Clearly this remains a critical subject, but in some ways the progress over these last three years has been disappointing when it comes to the PCs that most of us use. Many machines are only dual-core, which is sub-optimal for concurrent programming since there is an overhead to multi-threading programming that eats into the benefit of having two cores. Quad core is now common too, and more useful, but what about having 50 or 80 or more cores? This enables massively parallel processing of the kind that you can easily do today with general-purpose GPU programming using OpenCL or NVidia’s CUDA, but not yet on the CPU unless you have a super computer. I realise that GPU cores are not the same as CPU cores; but nevertheless they enable some spectacularly fast parallel processing.
I am interested therefore in Intel’s MIC or Many Integrated Core architecture, which combines 50 or more CPU cores on a single chip. MIC is already in preview, with hardware codenamed Knight’s Corner and a development kit called Knight’s Ferry. But when will MIC hit the mainstream for servers and workstations, and how long is it until we can have 50 cores on a commodity desktop PC? I spoke to Intel’s chief evangelist James Reinders.

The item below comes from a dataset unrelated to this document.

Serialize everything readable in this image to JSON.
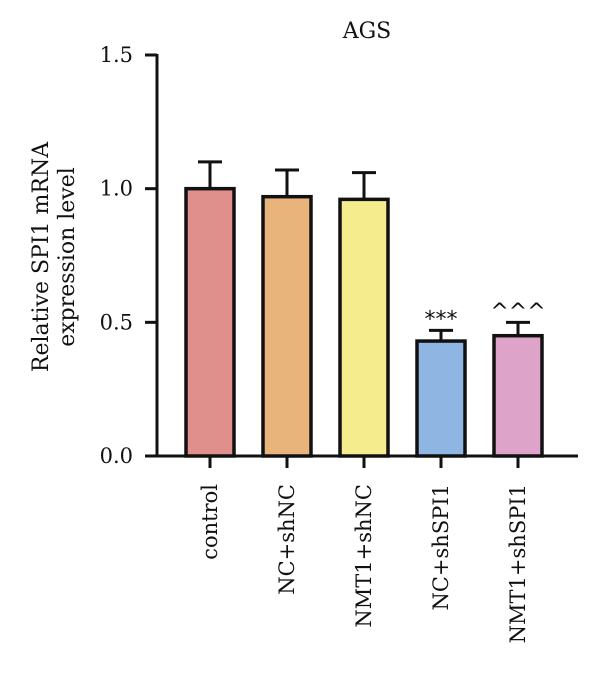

Reinders first gave me some background on MIC:
“We’ve made those bold steps to dual core, quad core and we’ve got even ten core now, but if you look inside those microprocessors they have a very simple structure. All the cores are hooked together and share their connection to memory, through a shared cache usually that’s on the chip. It’s a simple computer structure, and we know from experience when you build computers with more and more processors, that eventually you go to more sophisticated connections between the cores. You don’t build a 1000-processor super computer and hook them all together with a bus to one memory.
“It’s inevitable that on a chip we need to design a more sophisticated connection. That’s what MIC’s about, that’s what the Larrabee project has always been about, a belief that we should take a bunch of x86 cores and hook them together with something more sophisticated. In this case it’s a ring, a bi-directional, 512-bit wide high performance ring, with multiple connections to memory off the chip, which gives us more bandwidth.

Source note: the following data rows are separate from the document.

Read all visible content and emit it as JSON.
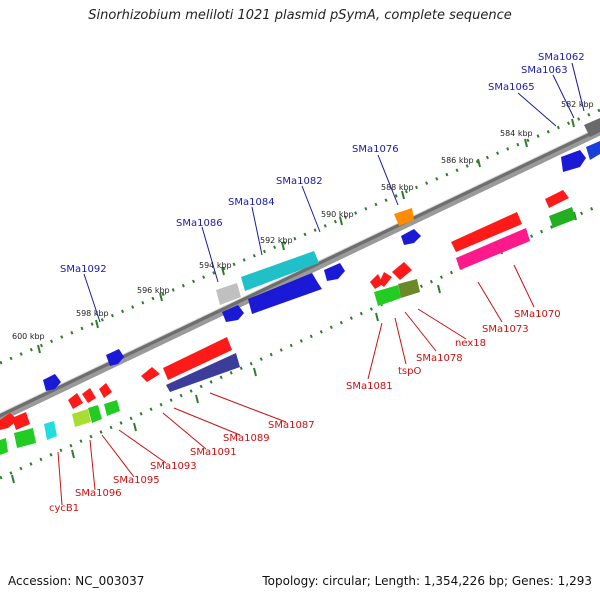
{
  "title": "Sinorhizobium meliloti 1021 plasmid pSymA, complete sequence",
  "footer": {
    "accession": "Accession: NC_003037",
    "summary": "Topology: circular; Length: 1,354,226 bp; Genes: 1,293"
  },
  "colors": {
    "backbone": "#777777",
    "tick": "#2e7d2e",
    "forward_label": "#1a1aa6",
    "reverse_label": "#cc1111"
  },
  "scale_labels": [
    "582 kbp",
    "584 kbp",
    "586 kbp",
    "588 kbp",
    "590 kbp",
    "592 kbp",
    "594 kbp",
    "596 kbp",
    "598 kbp",
    "600 kbp"
  ],
  "forward_genes": [
    "SMa1062",
    "SMa1063",
    "SMa1065",
    "SMa1076",
    "SMa1082",
    "SMa1084",
    "SMa1086",
    "SMa1092"
  ],
  "reverse_genes": [
    "SMa1070",
    "SMa1073",
    "nex18",
    "SMa1078",
    "tspO",
    "SMa1081",
    "SMa1087",
    "SMa1089",
    "SMa1091",
    "SMa1093",
    "SMa1095",
    "SMa1096",
    "cycB1"
  ]
}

“That’s how I look at MIC, it’s putting a cluster-type of design on a chip.”
But what about timing?
“The first place you’ll see this is in servers and in workstations, where there’s a lot of demand for a lot of computation. In that case we’ll see that availability sometime by the end of 2012. The Intel product should be out late in that year.
“When will we see it in other devices? I think that’s a ways off. It’s a very high core count part, more than 50, it’s going to consume a fair amount of power. The same part 18 months later will probably consume half the power. So inside a decade we could see this being common on desktops, I don’t know about mobile devices, it might even make it to tablets. A decade’s a long time, it gives a lot of time for people to come up with innovative uses for it in software.

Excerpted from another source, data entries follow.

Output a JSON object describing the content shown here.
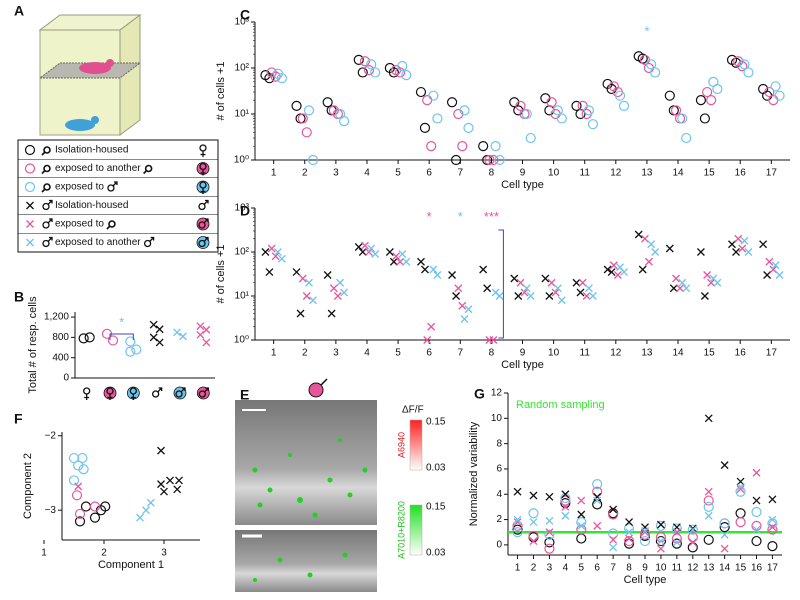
{
  "panel_labels": [
    "A",
    "B",
    "C",
    "D",
    "E",
    "F",
    "G"
  ],
  "legend": {
    "rows": [
      {
        "marker": "circle",
        "color": "#111111",
        "lead": "mouse",
        "text": "Isolation-housed",
        "sex": "female"
      },
      {
        "marker": "circle",
        "color": "#e8559a",
        "lead": "mouse",
        "text": "exposed to another",
        "partner": "mouse",
        "sex": "female",
        "badge": "#e8559a"
      },
      {
        "marker": "circle",
        "color": "#6cc4ec",
        "lead": "mouse",
        "text": "exposed to",
        "partner": "male",
        "sex": "female",
        "badge": "#6cc4ec"
      },
      {
        "marker": "x",
        "color": "#111111",
        "lead": "male",
        "text": "Isolation-housed",
        "sex": "male"
      },
      {
        "marker": "x",
        "color": "#e8559a",
        "lead": "male",
        "text": "exposed to",
        "partner": "mouse",
        "sex": "male",
        "badge": "#e8559a"
      },
      {
        "marker": "x",
        "color": "#6cc4ec",
        "lead": "male",
        "text": "exposed to another",
        "partner": "male",
        "sex": "male",
        "badge": "#6cc4ec"
      }
    ]
  },
  "image_panel": {
    "colorbar_title": "ΔF/F",
    "red": {
      "label": "A6940",
      "max": "0.15",
      "min": "0.03"
    },
    "green": {
      "label": "A7010+R8200",
      "max": "0.15",
      "min": "0.03"
    }
  },
  "chart_data": [
    {
      "type": "scatter",
      "log_y": true,
      "dodge": true,
      "ylabel": "# of cells +1",
      "xlabel": "Cell type",
      "xlim": [
        0.4,
        17.6
      ],
      "xticks": [
        1,
        2,
        3,
        4,
        5,
        6,
        7,
        8,
        9,
        10,
        11,
        12,
        13,
        14,
        15,
        16,
        17
      ],
      "ylim": [
        1,
        1000
      ],
      "yticks": [
        {
          "value": 1,
          "label": "10⁰"
        },
        {
          "value": 10,
          "label": "10¹"
        },
        {
          "value": 100,
          "label": "10²"
        },
        {
          "value": 1000,
          "label": "10³"
        }
      ],
      "series": [
        {
          "color": "#111111",
          "marker": "circle",
          "x": [
            1,
            1,
            2,
            2,
            3,
            3,
            4,
            4,
            5,
            5,
            6,
            6,
            7,
            7,
            8,
            8,
            9,
            9,
            10,
            10,
            11,
            11,
            12,
            12,
            13,
            13,
            14,
            14,
            15,
            15,
            16,
            16,
            17,
            17
          ],
          "values": [
            70,
            60,
            15,
            8,
            18,
            12,
            150,
            80,
            100,
            80,
            30,
            5,
            18,
            1,
            2,
            1,
            18,
            12,
            22,
            12,
            15,
            10,
            45,
            35,
            180,
            160,
            25,
            12,
            20,
            8,
            150,
            130,
            35,
            25
          ]
        },
        {
          "color": "#e8559a",
          "marker": "circle",
          "x": [
            1,
            1,
            2,
            2,
            3,
            3,
            4,
            4,
            5,
            5,
            6,
            6,
            7,
            7,
            8,
            8,
            9,
            9,
            10,
            10,
            11,
            11,
            12,
            12,
            13,
            13,
            14,
            14,
            15,
            15,
            16,
            16,
            17,
            17
          ],
          "values": [
            80,
            65,
            8,
            4,
            12,
            10,
            140,
            90,
            90,
            80,
            20,
            2,
            10,
            2,
            1,
            1,
            15,
            10,
            18,
            10,
            15,
            10,
            40,
            30,
            150,
            100,
            12,
            8,
            30,
            20,
            140,
            110,
            30,
            20
          ]
        },
        {
          "color": "#6cc4ec",
          "marker": "circle",
          "x": [
            1,
            1,
            2,
            2,
            3,
            3,
            4,
            4,
            5,
            5,
            6,
            6,
            7,
            7,
            8,
            8,
            9,
            9,
            10,
            10,
            11,
            11,
            12,
            12,
            13,
            13,
            14,
            14,
            15,
            15,
            16,
            16,
            17,
            17
          ],
          "values": [
            75,
            60,
            12,
            1,
            10,
            7,
            120,
            80,
            110,
            70,
            25,
            8,
            12,
            5,
            2,
            1,
            10,
            3,
            12,
            8,
            12,
            6,
            25,
            15,
            120,
            80,
            8,
            3,
            50,
            35,
            120,
            80,
            40,
            25
          ]
        }
      ],
      "annotations": [
        {
          "text": "*",
          "x": 13,
          "y": 600,
          "color": "#6cc4ec"
        }
      ]
    },
    {
      "type": "scatter",
      "log_y": true,
      "dodge": true,
      "ylabel": "# of cells +1",
      "xlabel": "Cell type",
      "xlim": [
        0.4,
        17.6
      ],
      "xticks": [
        1,
        2,
        3,
        4,
        5,
        6,
        7,
        8,
        9,
        10,
        11,
        12,
        13,
        14,
        15,
        16,
        17
      ],
      "ylim": [
        1,
        1000
      ],
      "yticks": [
        {
          "value": 1,
          "label": "10⁰"
        },
        {
          "value": 10,
          "label": "10¹"
        },
        {
          "value": 100,
          "label": "10²"
        },
        {
          "value": 1000,
          "label": "10³"
        }
      ],
      "series": [
        {
          "color": "#111111",
          "marker": "x",
          "x": [
            1,
            1,
            2,
            2,
            3,
            3,
            4,
            4,
            5,
            5,
            6,
            6,
            7,
            7,
            8,
            8,
            9,
            9,
            10,
            10,
            11,
            11,
            12,
            12,
            13,
            13,
            14,
            14,
            15,
            15,
            16,
            16,
            17,
            17
          ],
          "values": [
            100,
            35,
            35,
            4,
            30,
            4,
            130,
            100,
            100,
            60,
            60,
            40,
            30,
            10,
            40,
            15,
            25,
            10,
            25,
            10,
            20,
            12,
            40,
            35,
            250,
            40,
            120,
            15,
            100,
            10,
            150,
            100,
            150,
            30
          ]
        },
        {
          "color": "#e8559a",
          "marker": "x",
          "x": [
            1,
            1,
            2,
            2,
            3,
            3,
            4,
            4,
            5,
            5,
            6,
            6,
            7,
            7,
            8,
            8,
            9,
            9,
            10,
            10,
            11,
            11,
            12,
            12,
            13,
            13,
            14,
            14,
            15,
            15,
            16,
            16,
            17,
            17
          ],
          "values": [
            120,
            80,
            25,
            10,
            15,
            10,
            140,
            100,
            80,
            60,
            1,
            2,
            15,
            6,
            1,
            1,
            20,
            12,
            20,
            12,
            20,
            10,
            50,
            30,
            200,
            60,
            25,
            15,
            30,
            20,
            200,
            120,
            60,
            40
          ]
        },
        {
          "color": "#6cc4ec",
          "marker": "x",
          "x": [
            1,
            1,
            2,
            2,
            3,
            3,
            4,
            4,
            5,
            5,
            6,
            6,
            7,
            7,
            8,
            8,
            9,
            9,
            10,
            10,
            11,
            11,
            12,
            12,
            13,
            13,
            14,
            14,
            15,
            15,
            16,
            16,
            17,
            17
          ],
          "values": [
            100,
            70,
            20,
            8,
            20,
            12,
            120,
            90,
            90,
            60,
            40,
            30,
            3,
            5,
            12,
            10,
            15,
            10,
            15,
            8,
            15,
            10,
            45,
            35,
            150,
            100,
            20,
            15,
            25,
            20,
            180,
            100,
            50,
            30
          ]
        }
      ],
      "annotations": [
        {
          "text": "*",
          "x": 6,
          "y": 600,
          "color": "#e8559a"
        },
        {
          "text": "*",
          "x": 7,
          "y": 600,
          "color": "#6cc4ec"
        },
        {
          "text": "***",
          "x": 8,
          "y": 600,
          "color": "#e8559a"
        }
      ]
    },
    {
      "type": "scatter",
      "ylabel": "Total # of resp. cells",
      "category_icons": [
        {
          "sex": "female"
        },
        {
          "sex": "female",
          "badge": "#e8559a"
        },
        {
          "sex": "female",
          "badge": "#6cc4ec"
        },
        {
          "sex": "male"
        },
        {
          "sex": "male",
          "badge": "#6cc4ec"
        },
        {
          "sex": "male",
          "badge": "#e8559a"
        }
      ],
      "ylim": [
        0,
        1300
      ],
      "yticks": [
        0,
        400,
        800,
        {
          "value": 1200,
          "label": "1,200"
        }
      ],
      "series": [
        {
          "color": "#111111",
          "marker": "circle",
          "values": [
            780,
            800
          ]
        },
        {
          "color": "#e8559a",
          "marker": "circle",
          "values": [
            870,
            740
          ]
        },
        {
          "color": "#6cc4ec",
          "marker": "circle",
          "values": [
            720,
            560,
            520
          ]
        },
        {
          "color": "#111111",
          "marker": "x",
          "values": [
            1050,
            960,
            800,
            700
          ]
        },
        {
          "color": "#6cc4ec",
          "marker": "x",
          "values": [
            900,
            820
          ]
        },
        {
          "color": "#e8559a",
          "marker": "x",
          "values": [
            1020,
            950,
            850,
            700
          ]
        }
      ],
      "annotations": [
        {
          "text": "*",
          "x": 1.5,
          "y": 1080,
          "color": "#6cc4ec"
        }
      ]
    },
    {
      "type": "scatter",
      "xlabel": "Component 1",
      "ylabel": "Component 2",
      "xlim": [
        1.3,
        3.6
      ],
      "xticks": [
        1,
        2,
        3
      ],
      "ylim": [
        -3.4,
        -1.95
      ],
      "yticks": [
        {
          "value": -3,
          "label": "−3"
        },
        {
          "value": -2,
          "label": "−2"
        }
      ],
      "series": [
        {
          "color": "#111111",
          "marker": "circle",
          "x": [
            1.7,
            1.85,
            1.95,
            2.02,
            1.6
          ],
          "values": [
            -2.95,
            -3.1,
            -3.0,
            -2.95,
            -3.15
          ]
        },
        {
          "color": "#e8559a",
          "marker": "circle",
          "x": [
            1.55,
            1.6,
            1.85
          ],
          "values": [
            -2.8,
            -3.05,
            -2.95
          ]
        },
        {
          "color": "#6cc4ec",
          "marker": "circle",
          "x": [
            1.5,
            1.57,
            1.64,
            1.66,
            1.5
          ],
          "values": [
            -2.3,
            -2.4,
            -2.3,
            -2.45,
            -2.6
          ]
        },
        {
          "color": "#111111",
          "marker": "x",
          "x": [
            2.95,
            2.95,
            3.1,
            3.25,
            3.22,
            3.0
          ],
          "values": [
            -2.2,
            -2.65,
            -2.6,
            -2.6,
            -2.72,
            -2.75
          ]
        },
        {
          "color": "#e8559a",
          "marker": "x",
          "x": [
            1.57
          ],
          "values": [
            -2.68
          ]
        },
        {
          "color": "#6cc4ec",
          "marker": "x",
          "x": [
            2.7,
            2.6,
            2.78
          ],
          "values": [
            -3.0,
            -3.1,
            -2.9
          ]
        }
      ]
    },
    {
      "type": "scatter",
      "xlabel": "Cell type",
      "ylabel": "Normalized variability",
      "xlim": [
        0.4,
        17.6
      ],
      "xticks": [
        1,
        2,
        3,
        4,
        5,
        6,
        7,
        8,
        9,
        10,
        11,
        12,
        13,
        14,
        15,
        16,
        17
      ],
      "ylim": [
        -0.8,
        12
      ],
      "yticks": [
        0,
        2,
        4,
        6,
        8,
        10,
        12
      ],
      "hline": {
        "value": 1,
        "label": "Random sampling",
        "color": "#33e633"
      },
      "series": [
        {
          "color": "#111111",
          "marker": "circle",
          "x": [
            1,
            2,
            3,
            4,
            5,
            6,
            7,
            8,
            9,
            10,
            11,
            12,
            13,
            14,
            15,
            16,
            17
          ],
          "values": [
            1.2,
            0.6,
            0.2,
            3.3,
            0.5,
            3.2,
            2.5,
            0.1,
            0.7,
            0.3,
            0.1,
            -0.2,
            0.4,
            1.4,
            2.5,
            0.3,
            -0.1
          ]
        },
        {
          "color": "#e8559a",
          "marker": "circle",
          "x": [
            1,
            2,
            3,
            4,
            5,
            6,
            7,
            8,
            9,
            10,
            11,
            12,
            13,
            14,
            15,
            16,
            17
          ],
          "values": [
            1.5,
            0.7,
            -0.3,
            3.5,
            1.2,
            4.2,
            2.4,
            0.3,
            0.8,
            0.6,
            0.5,
            0.6,
            3.5,
            1.7,
            1.8,
            1.5,
            1.2
          ]
        },
        {
          "color": "#6cc4ec",
          "marker": "circle",
          "x": [
            1,
            2,
            3,
            4,
            5,
            6,
            7,
            8,
            9,
            10,
            11,
            12,
            13,
            14,
            15,
            16,
            17
          ],
          "values": [
            1.0,
            2.5,
            0.8,
            3.7,
            1.8,
            4.8,
            0.9,
            1.3,
            0.3,
            1.5,
            1.3,
            1.2,
            3.0,
            1.7,
            4.2,
            2.6,
            1.7
          ]
        },
        {
          "color": "#111111",
          "marker": "x",
          "x": [
            1,
            2,
            3,
            4,
            5,
            6,
            7,
            8,
            9,
            10,
            11,
            12,
            13,
            14,
            15,
            16,
            17
          ],
          "values": [
            4.2,
            3.9,
            3.8,
            4.0,
            2.4,
            3.8,
            2.8,
            1.8,
            1.4,
            1.6,
            1.4,
            1.3,
            10.0,
            6.3,
            5.0,
            3.5,
            3.6
          ]
        },
        {
          "color": "#e8559a",
          "marker": "x",
          "x": [
            1,
            2,
            3,
            4,
            5,
            6,
            7,
            8,
            9,
            10,
            11,
            12,
            13,
            14,
            15,
            16,
            17
          ],
          "values": [
            1.8,
            0.3,
            1.0,
            3.0,
            3.5,
            1.5,
            0.4,
            0.5,
            1.0,
            -0.3,
            1.0,
            0.2,
            4.2,
            -0.3,
            4.4,
            5.7,
            1.4
          ]
        },
        {
          "color": "#6cc4ec",
          "marker": "x",
          "x": [
            1,
            2,
            3,
            4,
            5,
            6,
            7,
            8,
            9,
            10,
            11,
            12,
            13,
            14,
            15,
            16,
            17
          ],
          "values": [
            2.0,
            1.8,
            1.9,
            2.3,
            1.5,
            3.5,
            -0.2,
            1.0,
            1.1,
            0.3,
            0.2,
            1.2,
            2.3,
            0.8,
            4.6,
            1.2,
            2.0
          ]
        }
      ]
    }
  ]
}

“We’ll see single core disappear everywhere.”
Incidentally, it is hard to judge how much computing power is “enough”. Although having many CPU cores may seem overkill for everyday computing, things like speech recognition or on-the-fly image processing make devices smarter at the expense of intense processing under the covers. From super computers to smartphones, if more computing capability is available history tells us that we will find ways to use it.